Re: How to make "oo" with combining breve/macron over pair?

From: David Hopwood (david.hopwood@zetnet.co.uk)
Date: Tue Mar 05 2002 - 01:27:45 EST


-----BEGIN PGP SIGNED MESSAGE-----

Kenneth Whistler wrote:
> Kent Karlsson's suggestion:
>
> > I vaguely suggested adding
> > an enclosing (in some sense) invisible combining character to
> > solve this: <o, CGJ, o, invisible-enclosing, combining breve>.
> > No character has been designated for such use, though. And I
> > haven't made a formal proposal yet.
>
> (i.e. create a generic way to make a non-enclosing combining mark
> apply to a grapheme cluster, by encoding an invisible enclosing
> combining mark)

For this approach to work, <invisible-enclosing> must have combining
class 0, and be in Grapheme_Extend and general category Mn. Because it
involves a new character, it can't be included in the standard until
Unicode 3.3, and since that character will not be in any of the
Grapheme_* classes, existing implementations will then treat the
sequence as *three* grapheme clusters.

An alternative is to use CGJ itself for <invisible-enclosing>, i.e.
<o, CGJ, o, CGJ, combining breve>. This works because:

 - CGJ has combining class 0, so it prevents the breve from composing
   with the second o.
 - CGJ has general category Mn and is invisible, as required.
 - it is straightforward to modify the grapheme breaking rules to
   treat this as a single cluster, by adding the rule "Link × Extend".
   (This assumes the corrections to the other rules that I described
   in my comments.)

I also considered <o, CGJ, combining breve, o> (which encodes the
breve in the same position that a double diacritic would be). That
has the disadvantage that it requires the more complicated rule
"Link × *Extend (Precede / Base)", though.

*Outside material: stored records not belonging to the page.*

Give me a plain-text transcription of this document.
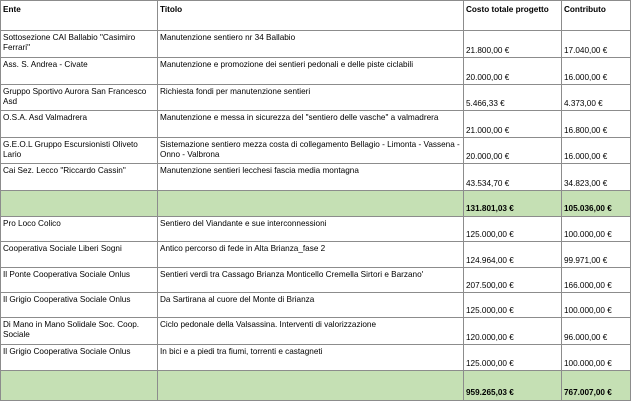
Ente	Titolo	Costo totale progetto	Contributo
Sottosezione CAI Ballabio "Casimiro Ferrari"	Manutenzione sentiero nr 34 Ballabio	21.800,00 €	17.040,00 €
Ass. S. Andrea - Civate	Manutenzione e promozione dei sentieri pedonali e delle piste ciclabili	20.000,00 €	16.000,00 €
Gruppo Sportivo Aurora San Francesco Asd	Richiesta fondi per manutenzione sentieri	5.466,33 €	4.373,00 €
O.S.A. Asd Valmadrera	Manutenzione e messa in sicurezza del "sentiero delle vasche" a valmadrera	21.000,00 €	16.800,00 €
G.E.O.L Gruppo Escursionisti Oliveto Lario	Sistemazione sentiero mezza costa di collegamento Bellagio - Limonta - Vassena - Onno - Valbrona	20.000,00 €	16.000,00 €
Cai Sez. Lecco "Riccardo Cassin"	Manutenzione sentieri lecchesi fascia media montagna	43.534,70 €	34.823,00 €
		131.801,03 €	105.036,00 €
Pro Loco Colico	Sentiero del Viandante e sue interconnessioni	125.000,00 €	100.000,00 €
Cooperativa Sociale Liberi Sogni	Antico percorso di fede in Alta Brianza_fase 2	124.964,00 €	99.971,00 €
Il Ponte Cooperativa Sociale Onlus	Sentieri verdi tra Cassago Brianza Monticello Cremella Sirtori e Barzano'	207.500,00 €	166.000,00 €
Il Grigio Cooperativa Sociale Onlus	Da Sartirana al cuore del Monte di Brianza	125.000,00 €	100.000,00 €
Di Mano in Mano Solidale Soc. Coop. Sociale	Ciclo pedonale della Valsassina. Interventi di valorizzazione	120.000,00 €	96.000,00 €
Il Grigio Cooperativa Sociale Onlus	In bici e a piedi tra fiumi, torrenti e castagneti	125.000,00 €	100.000,00 €
		959.265,03 €	767.007,00 €
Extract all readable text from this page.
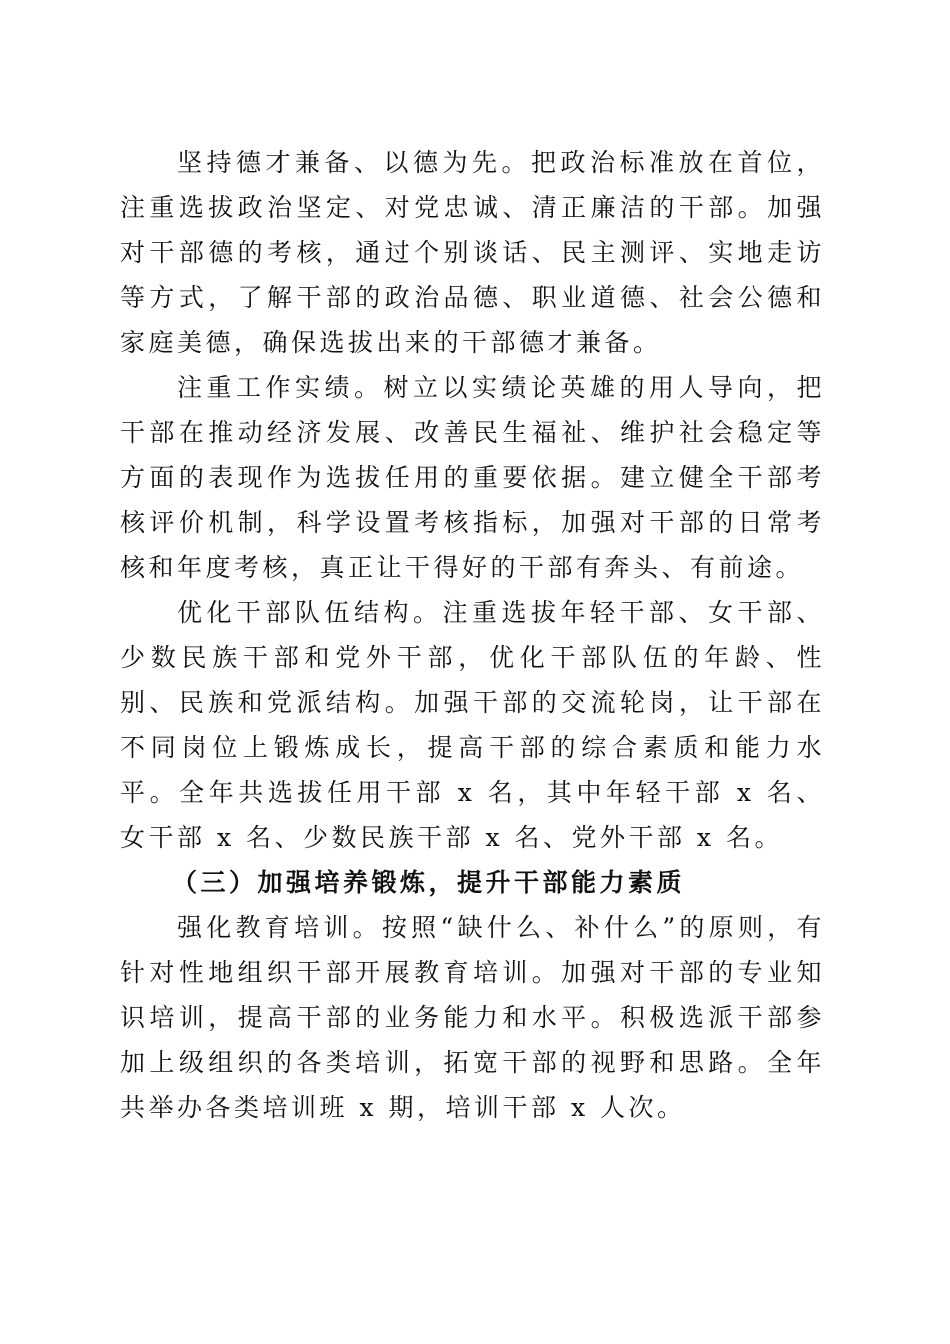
坚持德才兼备、以德为先。把政治标准放在首位，注重选拔政治坚定、对党忠诚、清正廉洁的干部。加强对干部德的考核，通过个别谈话、民主测评、实地走访等方式，了解干部的政治品德、职业道德、社会公德和家庭美德，确保选拔出来的干部德才兼备。

注重工作实绩。树立以实绩论英雄的用人导向，把干部在推动经济发展、改善民生福祉、维护社会稳定等方面的表现作为选拔任用的重要依据。建立健全干部考核评价机制，科学设置考核指标，加强对干部的日常考核和年度考核，真正让干得好的干部有奔头、有前途。

优化干部队伍结构。注重选拔年轻干部、女干部、少数民族干部和党外干部，优化干部队伍的年龄、性别、民族和党派结构。加强干部的交流轮岗，让干部在不同岗位上锻炼成长，提高干部的综合素质和能力水平。全年共选拔任用干部 x 名，其中年轻干部 x 名、女干部 x 名、少数民族干部 x 名、党外干部 x 名。

（三）加强培养锻炼，提升干部能力素质

强化教育培训。按照“缺什么、补什么”的原则，有针对性地组织干部开展教育培训。加强对干部的专业知识培训，提高干部的业务能力和水平。积极选派干部参加上级组织的各类培训，拓宽干部的视野和思路。全年共举办各类培训班 x 期，培训干部 x 人次。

If only one combining
mark is allowed to apply to a cluster using CGJ, then
"Link × (Precede / Extend) Base" would probably suffice, but I
still prefer adding "Link × Extend" to the rules that I suggested
in part 1 of my comments, since they are defined only in terms of
character pairs without any lookahead.

Here is what I'm suggesting written out in full:

  When a sequence of combining diacritical marks immediately follows
  CGJ, apply them to the whole preceding grapheme cluster.

  Use the following breaking rules, with Precede = Join_Control:

                CR × LF

              Base × Extend }
            Extend × Extend } equivalent to
              Base × Link } (Base / Extend) × (Extend / Link)
            Extend × Link }

           Precede × Precede }
           Precede × Base } equivalent to
              Link × Precede } (Link / Precede) × (Precede / Base)
              Link × Base }
              Link × Extend

                 L × (L / V / LV / LVT)
          (LV / V) × (V / T)
         (LVT / T) × T

               Any ÷

[Since it is harmless to have "Precede × Extend", another possibility
would be to change the third block of rules to:

  (Link / Precede) × (Precede / Base / Extend)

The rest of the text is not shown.